Sentia-se como único sobrevivente de uma explosão nuclear, tentando refazer o mundo com os dispersos estilhaços que restaram. Desiludido , sem saber bem porque nem pra que, comprou de um vendedor introspectivo e frio, um aquário, sem água e sem peixes. Seguiu para casa com aquele trambolho e colocou-o , sintomaticamente vazio , na pequena estante da sala que abrigava a TV. Pressentiu, com os dias, que aquele aquário como que representava um retrato da sua alma: oca, ressequida e sem aparente utilidade. Aquela imagem, estranhamente, aumentou o ar denso e quase irrespirável da sala.
Saiu, no outro dia, em busca , de um habitante para o aquário. Na esquina encontrou um vendedor de fósseis e , num ímpeto, adquiriu um pequeno peixe petrificado. Em casa colocou-o cuidadosamente dentro do aquário. Com o passar dos dias foi como se a sala se iluminasse. Já não existiam objetos ao derredor, o fóssil no aquário da sala alegrava-lhe a vida, mas , por outro lado, mantinha-o hipnotizado e submisso. Não mais saiu à rua, deixou de atender telefone, a TV já não tinha qualquer sentido. Algumas semanas depois começou a notar que as paredes da casa se iam tornando mais escuras e compactas e avançavam em direção ao centro , como se fossem se encorpando, dia após dia. Começou notar em si mesmo a pele mais escura e endurecida e com o passar do dia se foram transformando em escamas. As articulações se foram emperrando até leva´-lo à total imobilidade. Um belo dia as paredes da sala o aprisionaram definitivamente. Desde então aguarda , ansiosamente, as pancadas do martelo que rompam o veio da pedra e mostrem seu testemunho petrificado para a estonteante mobilidade da vida.
Crato - 23/12/08
Postado por jflavio às 18:55 0 comentários
sexta-feira, 19 de dezembro de 2008
Presente de Natal
--- Trimmmmmmm !!!!!!!
O estampido do telefone soou dentro da sua alma , como se tratasse de uma locomotiva a vapor.
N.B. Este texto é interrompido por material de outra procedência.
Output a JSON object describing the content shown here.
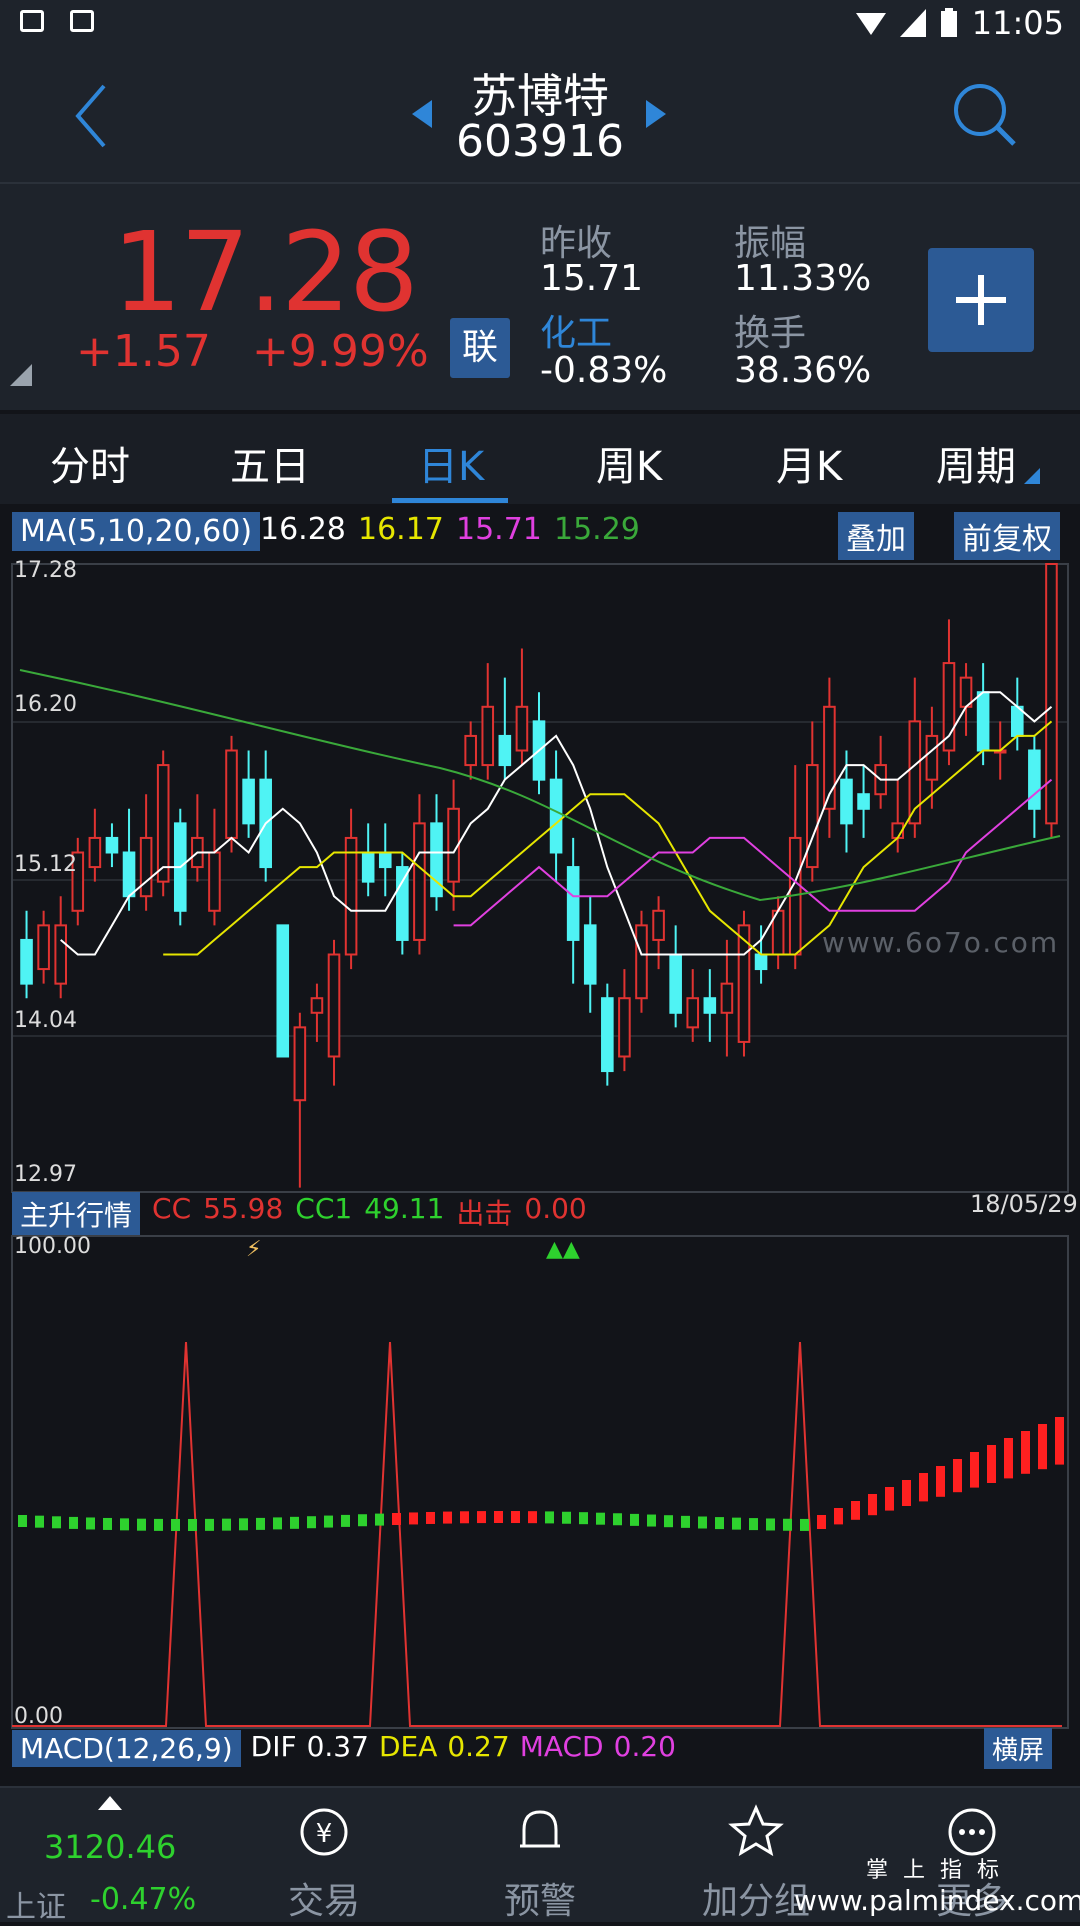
{
  "status": {
    "time": "11:05"
  },
  "header": {
    "name": "苏博特",
    "code": "603916"
  },
  "quote": {
    "price": "17.28",
    "change": "+1.57",
    "change_pct": "+9.99%",
    "lian": "联",
    "prev_close_label": "昨收",
    "prev_close": "15.71",
    "amplitude_label": "振幅",
    "amplitude": "11.33%",
    "sector_label": "化工",
    "sector": "-0.83%",
    "turnover_label": "换手",
    "turnover": "38.36%"
  },
  "tabs": [
    "分时",
    "五日",
    "日K",
    "周K",
    "月K",
    "周期"
  ],
  "active_tab": "日K",
  "ma": {
    "label": "MA(5,10,20,60)",
    "v5": "16.28",
    "v10": "16.17",
    "v20": "15.71",
    "v60": "15.29",
    "overlay_button": "叠加",
    "adjust_button": "前复权"
  },
  "price_axis": [
    "17.28",
    "16.20",
    "15.12",
    "14.04",
    "12.97"
  ],
  "watermark": "www.6o7o.com",
  "indicator": {
    "name": "主升行情",
    "cc_label": "CC",
    "cc": "55.98",
    "cc1_label": "CC1",
    "cc1": "49.11",
    "chuji_label": "出击",
    "chuji": "0.00",
    "date": "18/05/29",
    "axis_top": "100.00",
    "axis_bottom": "0.00"
  },
  "macd": {
    "label": "MACD(12,26,9)",
    "dif_label": "DIF",
    "dif": "0.37",
    "dea_label": "DEA",
    "dea": "0.27",
    "macd_label": "MACD",
    "macd": "0.20",
    "landscape_button": "横屏"
  },
  "nav": {
    "index_value": "3120.46",
    "index_name": "上证",
    "index_change": "-0.47%",
    "items": [
      "交易",
      "预警",
      "加分组",
      "更多"
    ]
  },
  "brand": {
    "cn": "掌 上 指 标",
    "url": "www.palmindex.com"
  },
  "colors": {
    "up": "#e03331",
    "down": "#4ff3f4",
    "ma5": "#ffffff",
    "ma10": "#e6e600",
    "ma20": "#e040e0",
    "ma60": "#3aa93a",
    "accent": "#2f86d8",
    "panel": "#2c5a95"
  },
  "chart_data": {
    "type": "candlestick",
    "ylim": [
      12.97,
      17.28
    ],
    "candles": [
      [
        14.7,
        14.4,
        14.9,
        14.3
      ],
      [
        14.5,
        14.8,
        14.9,
        14.4
      ],
      [
        14.4,
        14.8,
        15.0,
        14.3
      ],
      [
        14.9,
        15.3,
        15.4,
        14.8
      ],
      [
        15.2,
        15.4,
        15.6,
        15.1
      ],
      [
        15.4,
        15.3,
        15.5,
        15.2
      ],
      [
        15.3,
        15.0,
        15.6,
        14.9
      ],
      [
        15.0,
        15.4,
        15.7,
        14.9
      ],
      [
        15.1,
        15.9,
        16.0,
        15.0
      ],
      [
        15.5,
        14.9,
        15.6,
        14.8
      ],
      [
        15.2,
        15.4,
        15.7,
        15.1
      ],
      [
        14.9,
        15.3,
        15.6,
        14.8
      ],
      [
        15.4,
        16.0,
        16.1,
        15.3
      ],
      [
        15.8,
        15.5,
        16.0,
        15.4
      ],
      [
        15.8,
        15.2,
        16.0,
        15.1
      ],
      [
        14.8,
        13.9,
        14.8,
        13.9
      ],
      [
        13.6,
        14.1,
        14.2,
        13.0
      ],
      [
        14.2,
        14.3,
        14.4,
        14.0
      ],
      [
        13.9,
        14.6,
        14.7,
        13.7
      ],
      [
        14.6,
        15.4,
        15.6,
        14.5
      ],
      [
        15.3,
        15.1,
        15.5,
        15.0
      ],
      [
        15.3,
        15.2,
        15.5,
        15.0
      ],
      [
        15.2,
        14.7,
        15.3,
        14.6
      ],
      [
        14.7,
        15.5,
        15.7,
        14.6
      ],
      [
        15.5,
        15.0,
        15.7,
        14.9
      ],
      [
        15.1,
        15.6,
        15.8,
        14.9
      ],
      [
        15.9,
        16.1,
        16.2,
        15.8
      ],
      [
        15.9,
        16.3,
        16.6,
        15.8
      ],
      [
        16.1,
        15.9,
        16.5,
        15.8
      ],
      [
        16.0,
        16.3,
        16.7,
        15.9
      ],
      [
        16.2,
        15.8,
        16.4,
        15.7
      ],
      [
        15.8,
        15.3,
        16.0,
        15.1
      ],
      [
        15.2,
        14.7,
        15.4,
        14.4
      ],
      [
        14.8,
        14.4,
        15.0,
        14.2
      ],
      [
        14.3,
        13.8,
        14.4,
        13.7
      ],
      [
        13.9,
        14.3,
        14.5,
        13.8
      ],
      [
        14.3,
        14.8,
        14.9,
        14.2
      ],
      [
        14.7,
        14.9,
        15.0,
        14.5
      ],
      [
        14.6,
        14.2,
        14.8,
        14.1
      ],
      [
        14.1,
        14.3,
        14.5,
        14.0
      ],
      [
        14.3,
        14.2,
        14.5,
        14.0
      ],
      [
        14.2,
        14.4,
        14.7,
        13.9
      ],
      [
        14.0,
        14.8,
        14.9,
        13.9
      ],
      [
        14.6,
        14.5,
        14.8,
        14.4
      ],
      [
        14.6,
        14.9,
        15.0,
        14.5
      ],
      [
        14.6,
        15.4,
        15.9,
        14.5
      ],
      [
        15.2,
        15.9,
        16.2,
        15.1
      ],
      [
        15.6,
        16.3,
        16.5,
        15.4
      ],
      [
        15.8,
        15.5,
        16.0,
        15.3
      ],
      [
        15.7,
        15.6,
        15.9,
        15.4
      ],
      [
        15.7,
        15.9,
        16.1,
        15.6
      ],
      [
        15.4,
        15.5,
        15.8,
        15.3
      ],
      [
        15.5,
        16.2,
        16.5,
        15.4
      ],
      [
        15.8,
        16.1,
        16.3,
        15.6
      ],
      [
        16.0,
        16.6,
        16.9,
        15.9
      ],
      [
        16.3,
        16.5,
        16.6,
        16.1
      ],
      [
        16.4,
        16.0,
        16.6,
        15.9
      ],
      [
        16.0,
        16.0,
        16.2,
        15.8
      ],
      [
        16.3,
        16.1,
        16.5,
        16.0
      ],
      [
        16.0,
        15.6,
        16.1,
        15.4
      ],
      [
        15.5,
        17.28,
        17.28,
        15.4
      ]
    ],
    "ma5": [
      14.7,
      14.6,
      14.6,
      14.8,
      15.0,
      15.1,
      15.2,
      15.2,
      15.3,
      15.3,
      15.4,
      15.3,
      15.5,
      15.6,
      15.5,
      15.3,
      15.0,
      14.9,
      14.9,
      14.9,
      15.1,
      15.3,
      15.3,
      15.3,
      15.5,
      15.6,
      15.8,
      15.9,
      16.0,
      16.1,
      15.9,
      15.6,
      15.2,
      14.9,
      14.6,
      14.6,
      14.6,
      14.6,
      14.6,
      14.6,
      14.6,
      14.7,
      14.9,
      15.1,
      15.4,
      15.7,
      15.9,
      15.9,
      15.8,
      15.8,
      15.9,
      16.0,
      16.1,
      16.3,
      16.4,
      16.4,
      16.3,
      16.2,
      16.3
    ],
    "ma10": [
      14.6,
      14.6,
      14.6,
      14.7,
      14.8,
      14.9,
      15.0,
      15.1,
      15.2,
      15.2,
      15.3,
      15.3,
      15.3,
      15.3,
      15.3,
      15.2,
      15.1,
      15.0,
      15.0,
      15.1,
      15.2,
      15.3,
      15.4,
      15.5,
      15.6,
      15.7,
      15.7,
      15.7,
      15.6,
      15.5,
      15.3,
      15.1,
      14.9,
      14.8,
      14.7,
      14.6,
      14.6,
      14.6,
      14.7,
      14.8,
      15.0,
      15.2,
      15.3,
      15.4,
      15.6,
      15.7,
      15.8,
      15.9,
      16.0,
      16.0,
      16.1,
      16.1,
      16.2
    ],
    "ma20": [
      14.8,
      14.8,
      14.9,
      15.0,
      15.1,
      15.2,
      15.1,
      15.0,
      15.0,
      15.0,
      15.1,
      15.2,
      15.3,
      15.3,
      15.3,
      15.4,
      15.4,
      15.4,
      15.3,
      15.2,
      15.1,
      15.0,
      14.9,
      14.9,
      14.9,
      14.9,
      14.9,
      14.9,
      15.0,
      15.1,
      15.3,
      15.4,
      15.5,
      15.6,
      15.7,
      15.8
    ]
  }
}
É que os últimos meses tinham sido terríveis. Funcionário de uma estatal, com salário minguado , mas regular, há um ano aderira a um destes fabulosos planos de demissão voluntária. Não dava mais para suportar o ambiente de trabalho: cobranças ininterruptas e o chefe olhando pra ele com aquele cara de carrasco , de “cuidado , você é o próximo!”. Pegou a indenização parca que lhe pagaram pelo seu suicídio prematuro e abriu um pequeno negócio de portões eletrônicos. De início a firma andou de vento em popa: com a incrível insegurança urbana, os homens precisam criar os seus castelos inexpugnáveis, pensando que assim podem se isolar do mundo. Chegou até a imaginar que a demissão tinha sido uma das melhores decisões que havia tomado. Em pouco, porém, o mercado se viu saturado, eram tantos e tantos outros , na mesma situação dele, dividindo a mesma fatia do bolo! Não bastassem as pequenas piabas iguais a ele, com a globalização entraram peixes grandes no aquário e aí , a ração só sobra para os tubarões! Quebrou e se encontrava naquela situação desesperadora: os amigos antigos se afastaram, os cobradores batiam à porta a todo instante, os filhos já tinham sido transferidos para escolas públicas, o aluguel atrasado quatro meses e ninguém mais aceitava seus vales. Os vizinhos diziam, com sorriso maroto: --“Não tem crédito nem para comprar a vista!”. Esse era o fosso verdadeiro em que se encontrava no exato momento em que o telefone tilintou , desesperadamente: talvez por isto foi que penetrou tão agudamente no fundo da sua alma.
--- Trimmmmmmmmmmm!!!!!!
Nos últimos dias aquele aparelhinho havia feito pacto com o demo. Atendê-lo configurava-se em causa imediata de aborrecimento. Cobradores circulavam sua casa , como aves de rapina e as chamadas eram uma espécie de aviso prévio do ataque faminto e guloso. Assim pediu à esposa que atendesse e desse uma desculpa qualquer: saiu, viajou, foi para a missa! A companheira atendeu contrafeita : já não mais suportava criar estórias fantasiosas e esfarrapadas. O semblante tenso da mulher relaxou um pouco quando ouviu a voz do interlocutor, do outro lado da linha. Conversou pouco e formalmente: tudo bem, tudo em paz, todo mundo com saúde! Virou-se aliviada para o marido e passou o fone:
--- Sua mãe!
Num primeiro momento, sentiu-se aliviado. Nada como ouvir a voz da mãe num momento destes. Certamente tinha sido o sexto sentido materno que havia , como um timer, disparado e a impulsionara a ligar imediatamente para o filho. A velhinha morava em outro estado e andava muito doente: perdera a vista praticamente, ouvia mal e deslocava-se com grande dificuldade. O filho pressentia, no entanto, que em meio à tamanha debilidade orgânica, havia uma força estranha e profunda, aquela energia materna, capaz de reacender as mais arrefecidas esperanças. No instante seguinte, porém, estacou absorto e vacilou : seria justo beber aquela última centelha de luz, da sua mãe ? Ela a cederia com o maior prazer e abnegação, mas seria justo?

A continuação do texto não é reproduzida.